Speak clearly and at a normal pace. Avoid filler words. If you make a mistake, narrate that too (“I grabbed the wrong tool there, let me swap to the correct one”) so reviewers understand what they’re seeing. Don’t worry about sounding scripted. A clear, informative narration is far more valuable than a natural-sounding but vague one.

Pause between steps

After completing each discrete step, pause for 1–2 seconds before moving to the next. This gives the tracker time to settle, produces clean step boundaries in the data, and makes the footage easier to review and annotate later. Think in terms of chapters: complete a step, hold briefly, move on.

Keep the subject in frame

If you’re demonstrating a procedure on an object or surface, keep it in your field of view as much as possible. The stereo cameras capture what you’re looking at; if the subject drifts to the edge of your view, the useful data goes with it. For bench work, position yourself so the work surface is roughly centered in your view at a comfortable working distance. Avoid leaning in very close (below ~30cm) or stepping back far; both extremes degrade tracking quality.

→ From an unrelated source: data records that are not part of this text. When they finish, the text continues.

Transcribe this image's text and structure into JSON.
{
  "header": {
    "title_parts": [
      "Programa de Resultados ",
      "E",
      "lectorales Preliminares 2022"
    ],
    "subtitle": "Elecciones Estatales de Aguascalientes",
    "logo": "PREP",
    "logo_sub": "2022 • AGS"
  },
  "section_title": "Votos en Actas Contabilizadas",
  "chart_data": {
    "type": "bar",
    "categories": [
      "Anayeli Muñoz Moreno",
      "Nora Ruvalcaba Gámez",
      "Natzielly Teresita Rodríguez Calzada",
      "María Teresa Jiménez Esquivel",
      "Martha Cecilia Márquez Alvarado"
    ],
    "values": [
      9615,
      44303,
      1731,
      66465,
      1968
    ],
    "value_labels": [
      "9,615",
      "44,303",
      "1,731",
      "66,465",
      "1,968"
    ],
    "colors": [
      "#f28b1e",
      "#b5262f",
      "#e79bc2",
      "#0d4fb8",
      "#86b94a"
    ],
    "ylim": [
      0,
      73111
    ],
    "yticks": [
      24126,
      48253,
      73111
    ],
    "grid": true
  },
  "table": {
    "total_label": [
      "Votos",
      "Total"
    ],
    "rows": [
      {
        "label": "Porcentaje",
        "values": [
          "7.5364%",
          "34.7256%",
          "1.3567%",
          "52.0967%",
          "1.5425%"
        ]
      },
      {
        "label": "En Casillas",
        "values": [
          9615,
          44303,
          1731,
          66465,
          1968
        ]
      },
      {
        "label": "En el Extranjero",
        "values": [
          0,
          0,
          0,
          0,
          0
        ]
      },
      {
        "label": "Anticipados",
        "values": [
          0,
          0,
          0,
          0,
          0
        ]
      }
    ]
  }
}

Let object tracking acquire a lock

When you first encounter a tracked object, look directly at it for 1–2 seconds before touching or moving it. This gives the tracker time to acquire a lock. You’ll see the highlight appear when it does. If a tracked object loses its lock mid-session (the highlight disappears), look directly at it again before continuing with that part of the procedure.

Common mistakes to avoid

MistakeWhy it mattersFix
Moving too fastIntroduces noise into pose and hand dataSlow down intentionally; half speed is a good target
Working in silenceTranscript is empty or sparse, outputs are lower qualityNarrate continuously, including transitions and decisions
Poor lightingDegrades video and object recognitionEnsure good overhead or front lighting before starting
Rushing through stepsNo natural pause points in the dataPause 1–2 seconds between each discrete step
Not checking tracked objects firstObjects not tracked even though they’re presentConfirm objects loaded in the pre-session sheet
Looking away from the subjectSubject drops out of frame at key momentsKeep work surface centered in your view throughout
Recording a first attemptHesitation and mistakes produce noisy dataRehearse the procedure before recording

Multiple takes

Don’t rely on a single capture. Recording 2–3 takes of the same procedure gives reviewers options and makes it easier to catch steps that were unclear or poorly framed in one recording. Takes don’t need to be perfect. A take that clearly shows a specific sub-step well is valuable even if the rest isn’t usable.

Session length

There’s no hard limit on session length, but shorter, focused captures are generally more useful than long continuous ones. If a procedure has natural break points (phases, sub-tasks, or tool changes), consider recording each phase as a separate session rather than one long take. Shorter sessions are also faster to review and upload.